Among the solutions outlined by the General Secretary are strengthening preventive healthcare and community health through vaccination, nutrition, and non-communicable disease prevention; and real-time epidemiological surveillance. Grassroots health systems and family doctors will be developed, including upgrading health stations, implementing basic service packages, and connecting hospital levels. "Every citizen must be cared for, protected, and have their health assessed; no one is left behind," the General Secretary said, expressing his hope for centers to care for and combat loneliness among the elderly.

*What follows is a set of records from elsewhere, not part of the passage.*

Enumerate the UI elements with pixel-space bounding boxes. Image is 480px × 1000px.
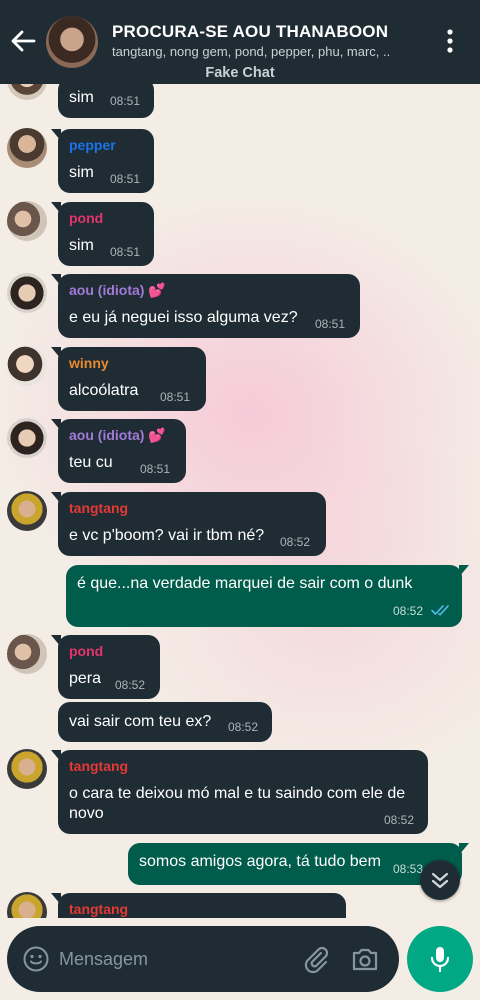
avatar[interactable] [7,201,47,241]
message-sender: pond [69,643,104,659]
message-time: 08:51 [160,390,191,404]
message-sender: tangtang [69,901,129,917]
group-avatar[interactable] [46,16,98,68]
message-time: 08:51 [110,245,141,259]
scroll-down-button[interactable] [420,860,460,900]
avatar[interactable] [7,491,47,531]
message-time: 08:52 [228,720,259,734]
message-sender: aou (idiota) 💕 [69,427,166,443]
message-sender: aou (idiota) 💕 [69,282,166,298]
message-text: sim [69,237,94,254]
message-list[interactable]: sim 08:51 pepper sim 08:51 pond sim 08:5… [0,84,480,918]
message-text: sim [69,164,94,181]
message-time: 08:52 [384,813,415,827]
message-text: pera [69,670,102,687]
message-text: teu cu [69,454,113,471]
more-options-icon[interactable] [438,26,462,56]
message-bubble-outgoing[interactable]: somos amigos agora, tá tudo bem 08:53 [128,843,469,885]
avatar[interactable] [7,128,47,168]
avatar[interactable] [7,84,47,100]
chat-header: PROCURA-SE AOU THANABOON tangtang, nong … [0,0,480,84]
message-composer[interactable]: Mensagem [7,926,399,992]
message-sender: winny [69,355,109,371]
message-bubble[interactable]: pond pera 08:52 [51,635,160,699]
message-sender: pond [69,210,104,226]
message-time: 08:51 [110,94,141,108]
read-receipt-icon [431,603,453,616]
message-sender: tangtang [69,500,129,516]
message-bubble[interactable]: aou (idiota) 💕 e eu já neguei isso algum… [51,274,360,338]
message-bubble[interactable]: sim 08:51 [58,84,154,118]
message-text: somos amigos agora, tá tudo bem [139,853,381,870]
message-time: 08:51 [315,317,346,331]
group-title[interactable]: PROCURA-SE AOU THANABOON [112,22,388,42]
message-bubble[interactable]: tangtang o cara te deixou mó mal e tu sa… [51,750,428,834]
message-text: o cara te deixou mó mal e tu saindo com … [69,785,406,802]
message-text: e eu já neguei isso alguma vez? [69,309,298,326]
message-time: 08:52 [280,535,311,549]
message-bubble-outgoing[interactable]: é que...na verdade marquei de sair com o… [66,565,469,627]
message-time: 08:52 [393,604,424,618]
message-text: e vc p'boom? vai ir tbm né? [69,527,265,544]
message-bubble[interactable]: vai sair com teu ex? 08:52 [58,702,272,742]
avatar[interactable] [7,634,47,674]
message-input[interactable]: Mensagem [59,949,148,970]
message-bubble[interactable]: pepper sim 08:51 [51,129,154,193]
message-bubble[interactable]: pond sim 08:51 [51,202,154,266]
fake-chat-watermark: Fake Chat [205,65,275,81]
message-text: vai sair com teu ex? [69,713,212,730]
paperclip-icon[interactable] [301,945,331,975]
message-text: novo [69,805,104,822]
message-text: alcoólatra [69,382,139,399]
message-text: sim [69,89,94,106]
message-text: é que...na verdade marquei de sair com o… [77,575,413,592]
microphone-icon [430,947,450,973]
message-sender: pepper [69,137,116,153]
message-time: 08:53 [393,862,424,876]
message-time: 08:51 [110,172,141,186]
avatar[interactable] [7,346,47,386]
avatar[interactable] [7,749,47,789]
avatar[interactable] [7,273,47,313]
message-time: 08:51 [140,462,171,476]
message-time: 08:52 [115,678,146,692]
message-bubble[interactable]: aou (idiota) 💕 teu cu 08:51 [51,419,186,483]
message-bubble[interactable]: tangtang [51,893,346,918]
message-bubble[interactable]: winny alcoólatra 08:51 [51,347,206,411]
camera-icon[interactable] [350,945,380,973]
microphone-button[interactable] [407,926,473,992]
emoji-icon[interactable] [23,946,49,972]
message-bubble[interactable]: tangtang e vc p'boom? vai ir tbm né? 08:… [51,492,326,556]
back-arrow-icon[interactable] [8,24,38,58]
group-members[interactable]: tangtang, nong gem, pond, pepper, phu, m… [112,44,390,59]
avatar[interactable] [7,418,47,458]
avatar[interactable] [7,892,47,918]
message-sender: tangtang [69,758,129,774]
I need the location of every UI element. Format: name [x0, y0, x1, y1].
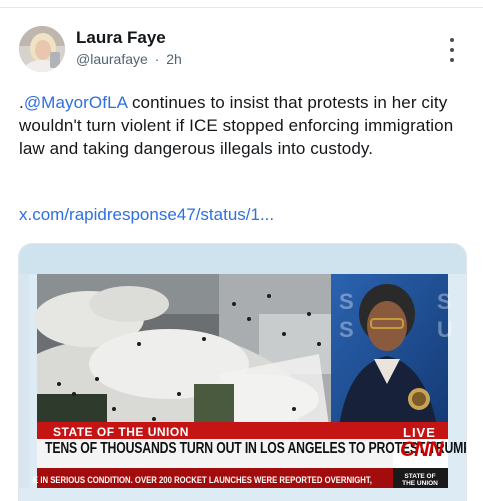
more-vertical-icon	[450, 38, 454, 42]
post-text: .@MayorOfLA continues to insist that pro…	[19, 91, 459, 160]
badge-line-2: THE UNION	[402, 480, 438, 487]
author-handle[interactable]: @laurafaye	[76, 51, 148, 67]
avatar-image	[19, 26, 65, 72]
more-options-button[interactable]	[441, 38, 463, 62]
badge-line-1: STATE OF	[404, 473, 436, 480]
post-link[interactable]: x.com/rapidresponse47/status/1...	[19, 205, 274, 225]
backdrop-letters-right: SU	[437, 289, 453, 342]
cnn-logo: CNN	[400, 438, 443, 461]
mention-link[interactable]: @MayorOfLA	[24, 93, 127, 112]
post-meta: @laurafaye · 2h	[76, 51, 182, 67]
video-thumbnail	[19, 244, 466, 501]
author-name[interactable]: Laura Faye	[76, 28, 166, 48]
avatar[interactable]	[19, 26, 65, 72]
media-card[interactable]: SS SU STATE OF THE UNION LIVE TENS OF TH…	[18, 243, 467, 501]
top-divider	[0, 7, 483, 8]
meta-separator: ·	[154, 51, 160, 67]
backdrop-letters-left: SS	[339, 289, 354, 342]
program-label: STATE OF THE UNION	[53, 425, 189, 439]
news-ticker: E IN SERIOUS CONDITION. OVER 200 ROCKET …	[33, 475, 372, 485]
post-time[interactable]: 2h	[166, 51, 182, 67]
program-badge: STATE OF THE UNION	[400, 473, 440, 487]
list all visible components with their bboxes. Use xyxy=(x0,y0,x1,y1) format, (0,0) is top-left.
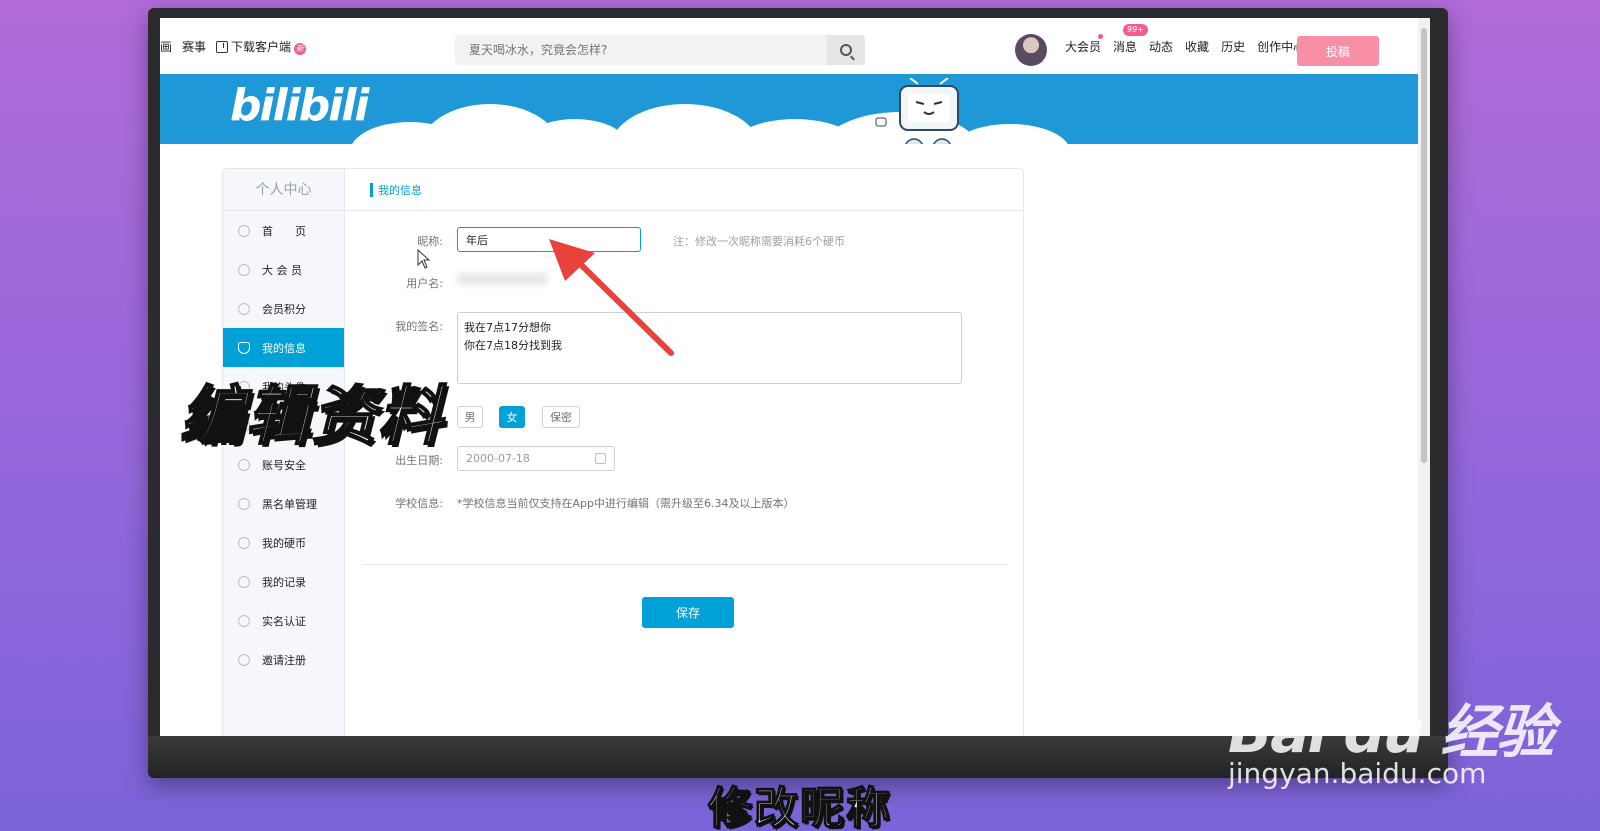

Vietnam will expand universal health insurance along with value-based payments, expanding benefits, and reducing patient costs. Hospital autonomy will be promoted with oversight; service prices will be based on actual costs, quality will be transparent, procurement will be centralized and transparent, and vested interests will be combated. The State encourages domestic production of pharmaceuticals, equipment, and vaccines that meet international standards.
"Strive for a healthy population for learning, working, happiness, and national defense," the General Secretary emphasized.
According to the Party leader, the country's new development momentum stems from the organic links between the resolutions. International integration is the gateway to the world; stable and green energy is a prerequisite for production, schools, and hospitals; high-quality education and training provides future system engineers, doctors, and public service administrators; and modern healthcare, strong prevention, and good care help people stay healthy to learn, work, and innovate.